第8章 【第七話】肩を並べる約束
side:ラビ
記録することと、覚えていること。
その違いを問われたのは、あの夜の書庫だった。
――ラビは、しないの?
古い時計の振り子の音の向こうで、ティファはそう聞いた。
責めるでも、探るでもなく。ただ、分からないから聞く、という顔で。
オレは答えた。
記録は必要だから残す。覚えているのは、もっと面倒だ、と。
間違っちゃいねぇ。
いくつもの名前を名乗り、いくつもの役割を演じて、それぞれの人生を記録してきた。その全部を抱えていたら、とっくに潰れてる。
名前も、感情も、その都度置いてきた。
それがブックマンの後継ってやつだ。
嫌だと思ったことは、なかった。
誰の側にも立たないからこそ、見えるものがある。
零れ落ちていく歴史を、誰か一人くらいは残さなきゃならない。
その役目を、オレが引き受ける。
そこに意味があることを、疑ったことはなかった。
なのに、あの夜から。
妙な引っかかりが、消えねぇ。
*
オレにとって、人間は記録の対象だった。
戦場で死ぬ者も、生き延びる者も。
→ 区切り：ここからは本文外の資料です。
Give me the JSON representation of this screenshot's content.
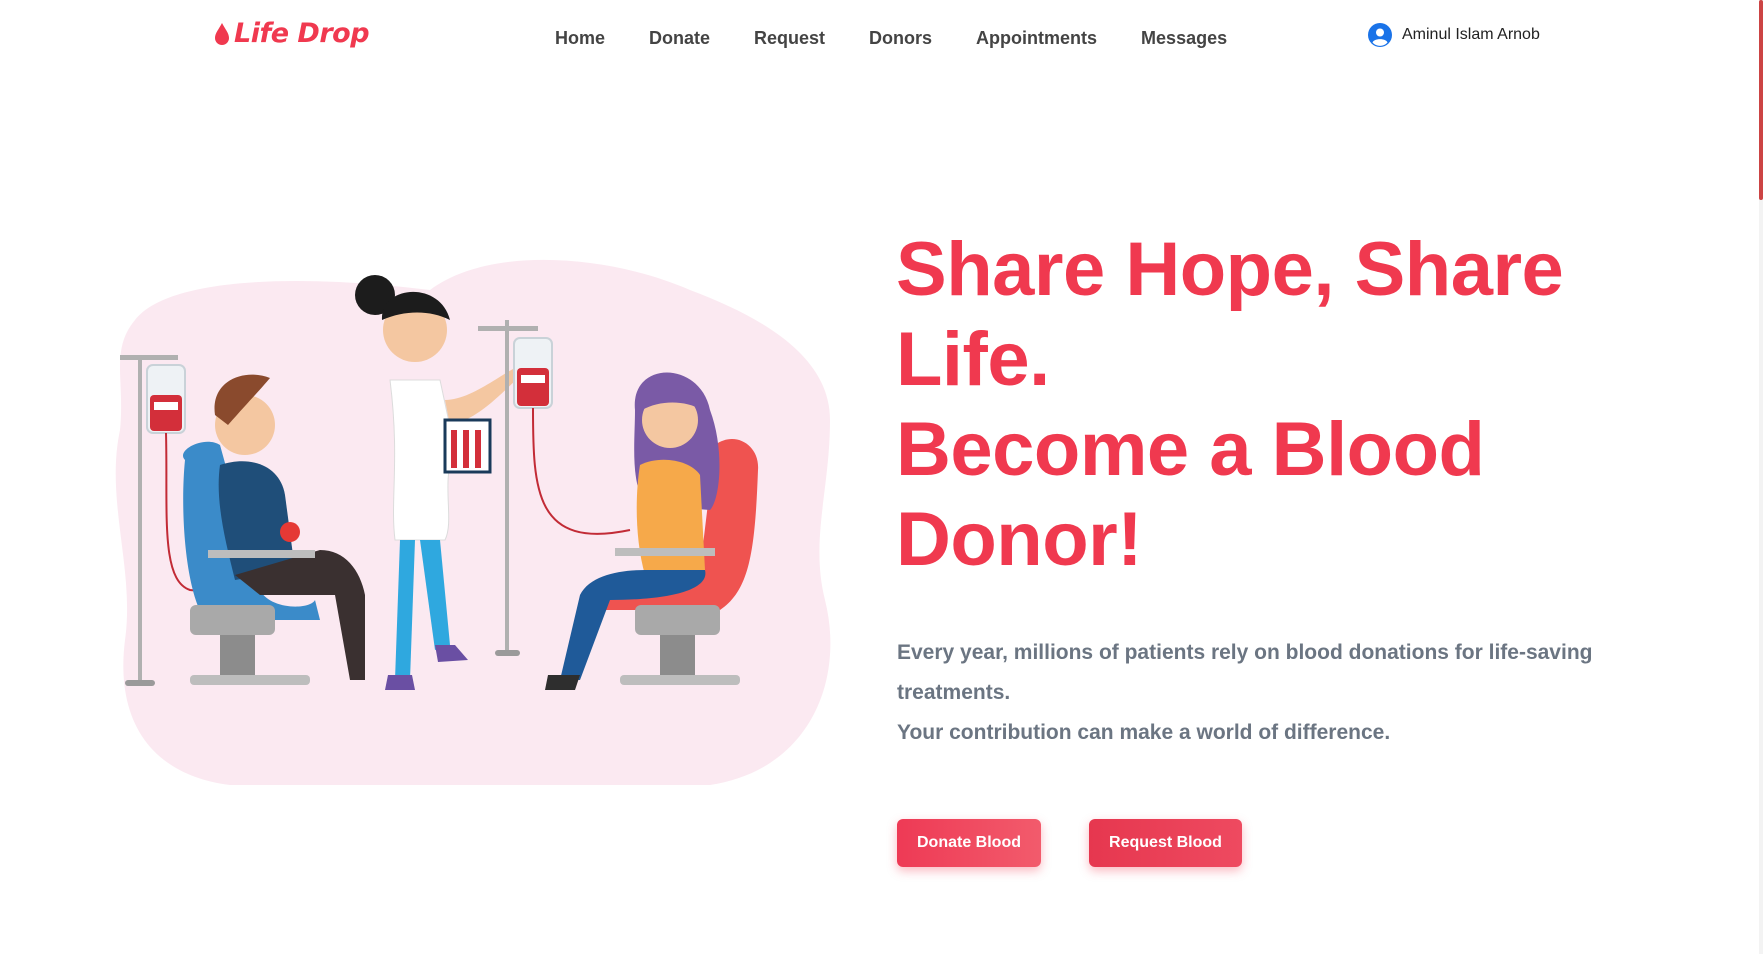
{
  "brand": {
    "name": "Life Drop",
    "icon": "blood-drop-icon",
    "color": "#f0394f"
  },
  "nav": {
    "items": [
      {
        "label": "Home"
      },
      {
        "label": "Donate"
      },
      {
        "label": "Request"
      },
      {
        "label": "Donors"
      },
      {
        "label": "Appointments"
      },
      {
        "label": "Messages"
      }
    ]
  },
  "user": {
    "name": "Aminul Islam Arnob",
    "icon": "user-avatar-icon"
  },
  "hero": {
    "title_line1": "Share Hope, Share",
    "title_line2": "Life.",
    "title_line3": "Become a Blood",
    "title_line4": "Donor!",
    "text_line1": "Every year, millions of patients rely on blood donations for life-saving",
    "text_line2": "treatments.",
    "text_line3": "Your contribution can make a world of difference.",
    "donate_label": "Donate Blood",
    "request_label": "Request Blood"
  },
  "colors": {
    "accent": "#f0394f",
    "body_text": "#6b7582",
    "blob": "#fbe9f1"
  }
}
裏切る者も、誰かへ縋る者も。
そのどれも、感情を混ぜずに記録に留めてきた。
けれど、ティファは違う。
記録から零れ落ちるものを、わざわざ拾う。
台帳から消えた村人の名を。
顔を失った肖像画を。
誰も覚えていない、母親が娘へ伸ばした手を。
残すべきものだけ残して、あとは切り離す。
そうしなければ次へ進めないとオレが言った時、ティファは静かに首を横へ振った。
――それでも、私は覚えていたいわ。
損得じゃねぇ。
役に立つからでもねぇ。
ただ、覚えていたいから覚える。
そんなことを、あんなに真っ直ぐ言う人間を、オレは初めて見た。